The critics had written him off, he himself admitted that he thought he had made 'a catastrophic decision' early on in electing to becoming the first driver to change over to slick tyres in the 2010 Australian Grand Prix – but reigning F1 World Champion Jenson Button has kicked his challenge for title glory firmly into gear with a brilliant victory in Melbourne, twelve months on from the triumph that launched a successful title challenge.
With the biggest Albert Park crowd in years, precipitation hanging in the air in the build-up to the race and rain increasingly threatening, the heavens opening barely ten minutes before the start turned proceedings into a lottery, with all competitors heading out on intermediates and grip at a real premium. All the ingredients were there for a Formula 1 thriller – and that is precisely what we would get.
A textbook launch from pole-sitter Sebastian Vettel when the lights went out was not mirrored by those behind. Team-mate Mark Webber alongside the German made a more sluggish getaway, and was passed for second by the sprightly Felipe Massa in the Ferrari from row three, the Brazilian making a storming start at a circuit that has never really smiled upon him.
The real drama, however, came as world championship leader Fernando Alonso found himself caught in the middle of a pincer movement between the McLaren of defending title-winner Button inside him and Michael Schumacher in the Mercedes Grand Prix on the outside. As the three squeezed together and tangled, the Ferrari was tipped into a spin and left facing backwards as the oncoming pack darted left and right around him, with some – Schumacher and the fast-starting Lewis Hamilton amongst them – forced to leave the track in avoidance.
That left Vettel leading from Massa, Webber and Robert Kubica in the first of the Renaults, with the Pole having made a lighting getaway right down the middle to vault from ninth to fourth. Later around the opening lap, a front wing-less Kamui Kobayashi in the Sauber found himself out-of-control heading into Turn Three and quite literally harpooned the luckless Nico Hulkenberg in the Williams and the Scuderia Toro Rosso of Sébastien Buemi, with all three departing the scene on the spot in a nasty-looking coming-together that thankfully resulted in no injuries.
As the remainder of the competitors literally tip-toed around the lap on the tricky track surface, the safety car unsurprisingly emerged, enabling Schumacher to pit to replace his own dragging front wing. That left the order at the front Vettel from Massa, Webber, Kubica, Nico Rosberg, McLaren duo Button and Hamilton and Adrian Sutil, with Russian rookie Vitaly Petrov confirming the fast-starting abilities of the Renault R30 by leaping up from 18th to tenth. Bruno Senna has similarly profited well from the chaos to put his HRT an excellent 14th – though the Brazilian's race would unfortunately not last long.

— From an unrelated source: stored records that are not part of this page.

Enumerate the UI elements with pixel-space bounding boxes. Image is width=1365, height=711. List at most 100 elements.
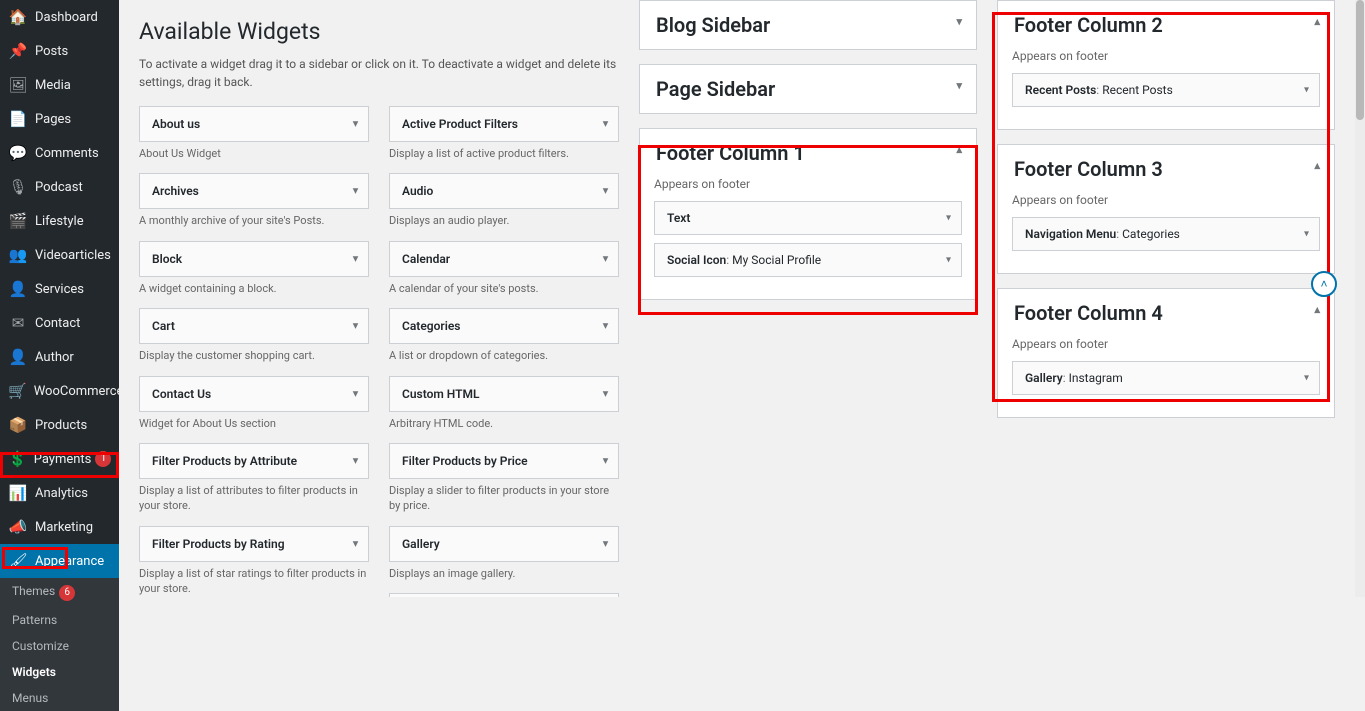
sidebar-item-dashboard[interactable]: 🏠Dashboard <box>0 0 119 34</box>
menu-label: Contact <box>35 316 80 331</box>
widget-area: Footer Column 1Appears on footer Text Soci… <box>639 128 977 300</box>
available-widget[interactable]: Custom HTML <box>389 376 619 412</box>
menu-label: Payments <box>34 452 92 467</box>
submenu-patterns[interactable]: Patterns <box>0 607 119 633</box>
menu-icon: 🖌 <box>8 551 28 571</box>
widget-area: Footer Column 2Appears on footer Recent P… <box>997 0 1335 130</box>
badge: 1 <box>95 451 111 467</box>
available-widget[interactable]: Filter Products by Attribute <box>139 443 369 479</box>
scroll-top-button[interactable]: ˄ <box>1311 271 1337 297</box>
widget-area: Footer Column 3Appears on footer Navigati… <box>997 144 1335 274</box>
widget-description: Widget for About Us section <box>139 416 369 431</box>
menu-icon: 💬 <box>8 143 28 163</box>
menu-label: Podcast <box>35 180 83 195</box>
available-widget[interactable]: Audio <box>389 173 619 209</box>
area-body: Appears on footer Text Social Icon: My Soc… <box>640 177 976 299</box>
submenu-customize[interactable]: Customize <box>0 633 119 659</box>
widget-area: Page Sidebar <box>639 64 977 114</box>
menu-label: Media <box>35 78 71 93</box>
scrollbar[interactable] <box>1355 0 1365 597</box>
widget-area: Blog Sidebar <box>639 0 977 50</box>
sidebar-item-comments[interactable]: 💬 Comments <box>0 136 119 170</box>
sidebar-item-contact[interactable]: ✉ Contact <box>0 306 119 340</box>
submenu-themes[interactable]: Themes6 <box>0 578 119 607</box>
menu-icon: 👤 <box>8 347 28 367</box>
menu-icon: 🛒 <box>8 381 27 401</box>
sidebar-item-media[interactable]: 🖼 Media <box>0 68 119 102</box>
menu-icon: 🖼 <box>8 75 28 95</box>
sidebar-item-lifestyle[interactable]: 🎬Lifestyle <box>0 204 119 238</box>
menu-icon: 📊 <box>8 483 28 503</box>
placed-widget[interactable]: Social Icon: My Social Profile <box>654 243 962 277</box>
area-subtitle: Appears on footer <box>654 177 962 191</box>
available-widget[interactable]: About us <box>139 106 369 142</box>
placed-widget[interactable]: Recent Posts: Recent Posts <box>1012 73 1320 107</box>
sidebar-item-appearance[interactable]: 🖌 Appearance <box>0 544 119 578</box>
available-widget[interactable]: Gallery <box>389 526 619 562</box>
area-subtitle: Appears on footer <box>1012 49 1320 63</box>
area-toggle[interactable]: Footer Column 4 <box>998 289 1334 337</box>
available-widget[interactable]: Cart <box>139 308 369 344</box>
widget-description: Display a list of attributes to filter p… <box>139 483 369 514</box>
sidebar-item-posts[interactable]: 📌 Posts <box>0 34 119 68</box>
available-widget[interactable]: Meta <box>389 593 619 597</box>
placed-widget[interactable]: Navigation Menu: Categories <box>1012 217 1320 251</box>
menu-label: Services <box>35 282 84 297</box>
sidebar-item-pages[interactable]: 📄Pages <box>0 102 119 136</box>
sidebar-item-services[interactable]: 👤 Services <box>0 272 119 306</box>
menu-label: Products <box>35 418 87 433</box>
available-widget[interactable]: Active Product Filters <box>389 106 619 142</box>
admin-sidebar: 🏠Dashboard 📌 Posts 🖼 Media 📄Pages 💬 Comments 🎙Po… <box>0 0 119 597</box>
sidebar-item-author[interactable]: 👤 Author <box>0 340 119 374</box>
menu-icon: 📦 <box>8 415 28 435</box>
menu-icon: 📣 <box>8 517 28 537</box>
submenu-widgets[interactable]: Widgets <box>0 659 119 685</box>
menu-icon: 📌 <box>8 41 28 61</box>
sidebar-item-payments[interactable]: 💲Payments1 <box>0 442 119 476</box>
menu-label: Marketing <box>35 520 93 535</box>
sidebar-item-podcast[interactable]: 🎙Podcast <box>0 170 119 204</box>
area-body: Appears on footer Recent Posts: Recent Po… <box>998 49 1334 129</box>
available-widget[interactable]: Filter Products by Price <box>389 443 619 479</box>
area-subtitle: Appears on footer <box>1012 337 1320 351</box>
placed-widget[interactable]: Text <box>654 201 962 235</box>
menu-icon: 👥 <box>8 245 28 265</box>
menu-label: WooCommerce <box>34 384 124 399</box>
menu-icon: 👤 <box>8 279 28 299</box>
widget-description: About Us Widget <box>139 146 369 161</box>
area-toggle[interactable]: Footer Column 3 <box>998 145 1334 193</box>
widget-description: Display a list of active product filters… <box>389 146 619 161</box>
menu-label: Videoarticles <box>35 248 111 263</box>
available-widget[interactable]: Block <box>139 241 369 277</box>
menu-icon: ✉ <box>8 313 28 333</box>
sidebar-item-videoarticles[interactable]: 👥 Videoarticles <box>0 238 119 272</box>
menu-label: Author <box>35 350 74 365</box>
area-toggle[interactable]: Footer Column 2 <box>998 1 1334 49</box>
available-widget[interactable]: Categories <box>389 308 619 344</box>
area-subtitle: Appears on footer <box>1012 193 1320 207</box>
sidebar-item-analytics[interactable]: 📊Analytics <box>0 476 119 510</box>
menu-icon: 🏠 <box>8 7 28 27</box>
area-body: Appears on footer Navigation Menu: Catego… <box>998 193 1334 273</box>
available-widget[interactable]: Filter Products by Rating <box>139 526 369 562</box>
available-widget[interactable]: Contact Us <box>139 376 369 412</box>
menu-icon: 🎬 <box>8 211 28 231</box>
sidebar-item-woocommerce[interactable]: 🛒WooCommerce <box>0 374 119 408</box>
area-toggle[interactable]: Footer Column 1 <box>640 129 976 177</box>
available-widget[interactable]: Archives <box>139 173 369 209</box>
page-title: Available Widgets <box>139 18 619 45</box>
submenu-menus[interactable]: Menus <box>0 685 119 711</box>
widget-description: Display a slider to filter products in y… <box>389 483 619 514</box>
page-description: To activate a widget drag it to a sideba… <box>139 55 619 91</box>
sidebar-item-products[interactable]: 📦 Products <box>0 408 119 442</box>
available-widget[interactable]: Calendar <box>389 241 619 277</box>
area-body: Appears on footer Gallery: Instagram <box>998 337 1334 417</box>
menu-label: Comments <box>35 146 99 161</box>
area-toggle[interactable]: Page Sidebar <box>640 65 976 113</box>
placed-widget[interactable]: Gallery: Instagram <box>1012 361 1320 395</box>
menu-label: Posts <box>35 44 68 59</box>
menu-label: Appearance <box>35 554 104 569</box>
area-toggle[interactable]: Blog Sidebar <box>640 1 976 49</box>
widget-area: Footer Column 4Appears on footer Gallery:… <box>997 288 1335 418</box>
sidebar-item-marketing[interactable]: 📣 Marketing <box>0 510 119 544</box>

At the re-start, whilst Vettel bolted away, Webber got very loose into the final corner to allow a racy Kubica to pull alongside on the start/finish straight as the Renault displayed superb traction in the wet, though the man from Kraków was unable to make a move stick on the outside line. Shortly afterwards, Hamilton asserted himself in the McLaren camp by diving up the inside of team-mate Button into turn three and aggressively squeezing him wide to make sure there was no comeback.
Further back, Schumacher was having fun and games with both feisty rookie Lucas Di Grassi and Lotus ace Heikki Kovalainen duelling energetically with the most successful driver in the sport's history and the former even having the audacity to re-pass the German legend once he had been overtaken in the unheralded Virgin Racing entry.
Up at the sharp end of proceedings, meanwhile, Webber found a way past Massa to re-instate the Red Bull one-two, with Kubica and Rosberg moving in to hassle the Paulista immediately afterwards, and Hamilton next up similarly on the attack. Button became the first driver to pit for slick tyres when he made a late call on lap seven, in an audacious bid that initially looked to have failed as the Briton shot off-track not long after – but the gamble would not take long to start paying off.